Locals named the highway because this is where they are always spotting
flying saucers and aliens are always abducting someone. We were sorry we
had left some people at home, when we realized this. After a time, it
occurred to us—during one 35-mile straight-as-an-arrow stretch of
highway—that it wasn’t a highway at all. It was a landing strip. This made
us very nervous.
We did see a few aliens. Furthermore recognized them right away, which
figured. The first we saw were disguised as cows. They weren’t half as
clever, however, as the two who disguised themselves as an elderly couple
from Iowa driving an RV.
We also saw the Little AleInn, a small motel and gas station in the middle
of a place that gives new meaning to being nowhere. One of our group argued
that it was only a mirage and I was prepared to believe it until that
evening when we spotted a bumper sticker for the Little AleInn on the rear
of a Porsche. Well, right away, we knew the driver was an alien. No
self-respecting human being would put a bumper sticker on a Porsche, after
The Porsche was in Tonopah, a old silver mining town that is still in
business more from force of habit that any clearcut economic reason. The
mining theme is important in Tonopah. The high school mascot is a grizzled
miner who is pictured in cartoon form as he mucks away at the rock and ore.
I mention this for its educational value and to reduce any confusion on the
next point. The high school, according to large signs, are “The Fighting
Muckers.” This is a reference to the brief history lesson I just shared
with you and not, as Nevermore (Furthermore's non-masonic cousin) claims, a major typographical error.

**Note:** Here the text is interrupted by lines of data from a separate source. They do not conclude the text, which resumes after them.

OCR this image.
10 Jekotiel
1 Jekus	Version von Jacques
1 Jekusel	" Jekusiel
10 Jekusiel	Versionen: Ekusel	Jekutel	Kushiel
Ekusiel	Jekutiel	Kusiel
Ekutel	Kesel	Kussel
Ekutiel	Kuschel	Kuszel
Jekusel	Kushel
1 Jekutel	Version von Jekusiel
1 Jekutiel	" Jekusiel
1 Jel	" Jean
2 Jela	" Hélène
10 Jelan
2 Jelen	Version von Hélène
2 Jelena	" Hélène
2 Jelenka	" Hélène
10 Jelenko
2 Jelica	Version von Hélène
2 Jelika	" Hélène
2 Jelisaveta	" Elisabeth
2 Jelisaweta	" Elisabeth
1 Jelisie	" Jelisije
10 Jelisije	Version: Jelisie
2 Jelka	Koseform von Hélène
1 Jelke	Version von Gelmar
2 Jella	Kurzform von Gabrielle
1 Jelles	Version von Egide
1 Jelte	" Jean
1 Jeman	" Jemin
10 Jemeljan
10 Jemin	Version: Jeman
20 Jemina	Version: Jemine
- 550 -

There was also a sign in Tonopah, claiming that the community is the
official home of the Stealth bomber. We didn’t see any, of course, but then
that was the whole point of the Stealth, you know. The local lodge was on
the second floor of a building on main street, above the florist shop. It
was better in the old days when we were above the grog shop. Just an
From Tonopah, we continued up the Extraterrestrial Highway through Mina,
Luning, Hawthorne (where they are proud of their Convention Center, which
doubles on Friday nights as the local movie house), and finally up through
Fallon and back to civilization as we know it.
Anyway, enough of this travelogue. Southern Nevada is striking in its barren
beauty, lonely miles and far-ranging vistas. Just the sort of place you’d
want to visit if you are dropping in from the Alpha Centari quadrant.
Actually, it’s probably one of the great vacation spots of the entire
galaxy. Which accounts for the fact there is a very nice Best Western
property in Tonopah that is doing very well. I did wonder about the sign on
their complimentary continental breakfast, however. I mean, who ever heard
of a complimentary planetary breakfast, anyway?